In Singapore, a university partnership has developed a robotic system that can paint and wash the exterior of high-rise buildings.
Robotic technology is increasingly being developed to help people avoid dangerous situations. Good examples of innovations doing just that are these drone-mounted lights that follow users, lighting their journey in areas without street lamps. Similarly, is this equipment designed for firefighters which, amongst other things, contains a device designed to improve navigation in smoke-filled buildings through vibrations and thermal imaging. Now, OutBot is a robot that paints high-rise buildings.

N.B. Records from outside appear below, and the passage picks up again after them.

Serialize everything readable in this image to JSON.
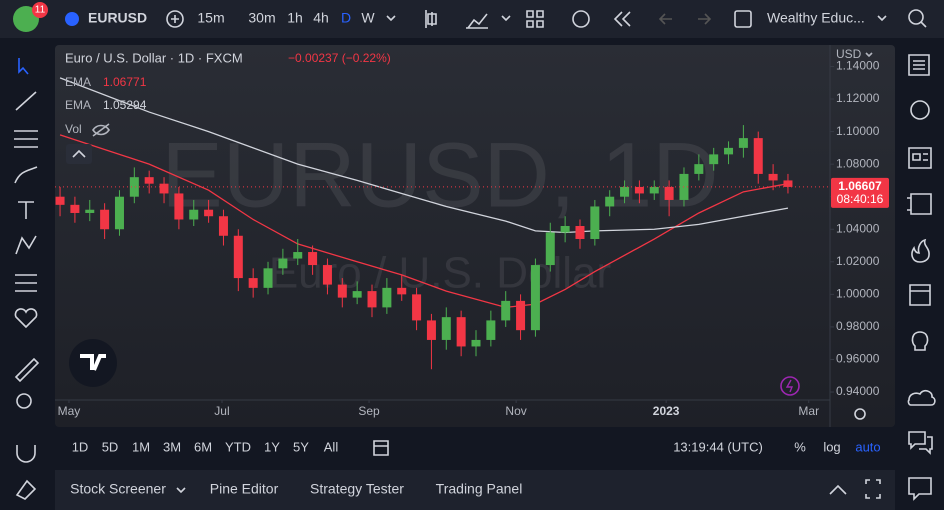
{
  "toolbar": {
    "badge": "11",
    "symbol": "EURUSD",
    "intervals": [
      "15m",
      "30m",
      "1h",
      "4h",
      "D",
      "W"
    ],
    "account": "Wealthy Educ..."
  },
  "legend": {
    "title": "Euro / U.S. Dollar · 1D · FXCM",
    "change": "−0.00237 (−0.22%)",
    "ema_fast_label": "EMA",
    "ema_fast_value": "1.06771",
    "ema_slow_label": "EMA",
    "ema_slow_value": "1.05294",
    "vol_label": "Vol"
  },
  "chart_data": {
    "type": "candlestick",
    "watermark": "EURUSD, 1D",
    "watermark_sub": "Euro / U.S. Dollar",
    "currency": "USD",
    "up_color": "#4caf50",
    "down_color": "#f23645",
    "open": [
      1.06,
      1.055,
      1.05,
      1.052,
      1.04,
      1.06,
      1.072,
      1.068,
      1.062,
      1.046,
      1.052,
      1.048,
      1.036,
      1.01,
      1.004,
      1.016,
      1.022,
      1.026,
      1.018,
      1.006,
      0.998,
      1.002,
      0.992,
      1.004,
      1.0,
      0.984,
      0.972,
      0.986,
      0.968,
      0.972,
      0.984,
      0.996,
      0.978,
      1.018,
      1.038,
      1.042,
      1.034,
      1.054,
      1.06,
      1.066,
      1.062,
      1.066,
      1.058,
      1.074,
      1.08,
      1.086,
      1.09,
      1.096,
      1.074,
      1.07
    ],
    "high": [
      1.066,
      1.06,
      1.058,
      1.056,
      1.064,
      1.078,
      1.076,
      1.072,
      1.066,
      1.058,
      1.058,
      1.052,
      1.04,
      1.016,
      1.02,
      1.028,
      1.034,
      1.03,
      1.022,
      1.01,
      1.008,
      1.006,
      1.01,
      1.012,
      1.004,
      0.988,
      0.992,
      0.99,
      0.978,
      0.99,
      1.002,
      1.0,
      1.022,
      1.044,
      1.048,
      1.046,
      1.058,
      1.064,
      1.07,
      1.07,
      1.07,
      1.07,
      1.078,
      1.086,
      1.09,
      1.094,
      1.104,
      1.1,
      1.08,
      1.074
    ],
    "low": [
      1.048,
      1.044,
      1.045,
      1.034,
      1.036,
      1.056,
      1.062,
      1.056,
      1.04,
      1.042,
      1.044,
      1.03,
      1.002,
      0.998,
      1.0,
      1.012,
      1.018,
      1.012,
      1.0,
      0.992,
      0.994,
      0.986,
      0.988,
      0.996,
      0.978,
      0.954,
      0.966,
      0.962,
      0.962,
      0.968,
      0.98,
      0.972,
      0.974,
      1.014,
      1.032,
      1.028,
      1.03,
      1.048,
      1.056,
      1.056,
      1.058,
      1.048,
      1.054,
      1.07,
      1.076,
      1.08,
      1.084,
      1.068,
      1.064,
      1.062
    ],
    "close": [
      1.055,
      1.05,
      1.052,
      1.04,
      1.06,
      1.072,
      1.068,
      1.062,
      1.046,
      1.052,
      1.048,
      1.036,
      1.01,
      1.004,
      1.016,
      1.022,
      1.026,
      1.018,
      1.006,
      0.998,
      1.002,
      0.992,
      1.004,
      1.0,
      0.984,
      0.972,
      0.986,
      0.968,
      0.972,
      0.984,
      0.996,
      0.978,
      1.018,
      1.038,
      1.042,
      1.034,
      1.054,
      1.06,
      1.066,
      1.062,
      1.066,
      1.058,
      1.074,
      1.08,
      1.086,
      1.09,
      1.096,
      1.074,
      1.07,
      1.066
    ],
    "series": [
      {
        "color": "#f23645",
        "x": [
          0,
          6,
          10,
          13,
          16,
          20,
          23,
          26,
          30,
          32,
          34,
          36,
          40,
          43,
          46,
          49
        ],
        "values": [
          1.098,
          1.08,
          1.064,
          1.046,
          1.031,
          1.02,
          1.012,
          1.002,
          0.992,
          0.994,
          1.003,
          1.014,
          1.034,
          1.05,
          1.063,
          1.068
        ]
      },
      {
        "color": "#d1d4dc",
        "x": [
          0,
          6,
          10,
          13,
          16,
          20,
          23,
          26,
          30,
          32,
          34,
          36,
          40,
          43,
          46,
          49
        ],
        "values": [
          1.133,
          1.112,
          1.1,
          1.09,
          1.08,
          1.07,
          1.062,
          1.054,
          1.045,
          1.039,
          1.038,
          1.039,
          1.04,
          1.043,
          1.048,
          1.053
        ]
      }
    ],
    "ylim": [
      0.9351,
      1.1532
    ],
    "yticks": [
      {
        "value": 0.94,
        "label": "0.94000"
      },
      {
        "value": 0.96,
        "label": "0.96000"
      },
      {
        "value": 0.98,
        "label": "0.98000"
      },
      {
        "value": 1.0,
        "label": "1.00000"
      },
      {
        "value": 1.02,
        "label": "1.02000"
      },
      {
        "value": 1.04,
        "label": "1.04000"
      },
      {
        "value": 1.06,
        "label": "1.06000"
      },
      {
        "value": 1.08,
        "label": "1.08000"
      },
      {
        "value": 1.1,
        "label": "1.10000"
      },
      {
        "value": 1.12,
        "label": "1.12000"
      },
      {
        "value": 1.14,
        "label": "1.14000"
      }
    ],
    "xlim": [
      -0.34,
      51.83
    ],
    "xticks": [
      {
        "value": 0.6,
        "label": "May"
      },
      {
        "value": 10.9,
        "label": "Jul"
      },
      {
        "value": 20.8,
        "label": "Sep"
      },
      {
        "value": 30.7,
        "label": "Nov"
      },
      {
        "value": 40.8,
        "label": "2023"
      },
      {
        "value": 50.4,
        "label": "Mar"
      }
    ],
    "last_price": 1.06607,
    "countdown": "08:40:16"
  },
  "bottom_bar": {
    "ranges": [
      "1D",
      "5D",
      "1M",
      "3M",
      "6M",
      "YTD",
      "1Y",
      "5Y",
      "All"
    ],
    "clock": "13:19:44 (UTC)",
    "options": [
      "%",
      "log",
      "auto"
    ]
  },
  "panel": {
    "tabs": [
      "Stock Screener",
      "Pine Editor",
      "Strategy Tester",
      "Trading Panel"
    ]
  }
}
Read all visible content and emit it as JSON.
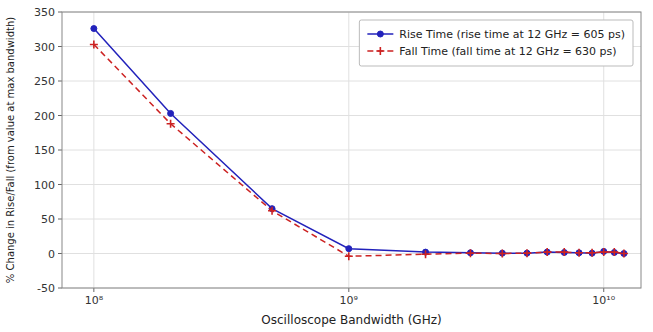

OutoBot is a response to Singapore’s Housing & Development Board’s (HDB) recent call for proposals to automate the painting of its high-rise buildings. The innovation increases efficiency and enhances worker safety. Normally, painting a building requires a minimum of five people. This includes one on the ground, one on the roof, and three in the gondola that moves up and down the face of the structure. Contrastingly, OutBot just needs a ground-based operator and a safety officer. Here is how it works: a camera-guided robotic arm mounted on its own special gondola, moves a spray nozzle back and forth across the building’s surface. The nozzle delivers a high-pressure jet of paint, avoiding windows as it goes. The advantages of OutBot are many. It requires fewer people, there is no danger of falling and it doesn’t have to take breaks. It also applies a more consistent coat and uses approximately 20 percent less paint to do so.
Developed as a partnership between ELID Technology International and Nanyang Technological University (NTU), the robot can also be used to clean high-rise buildings. With so many advantages, could this technology be applied more widely in the construction industry?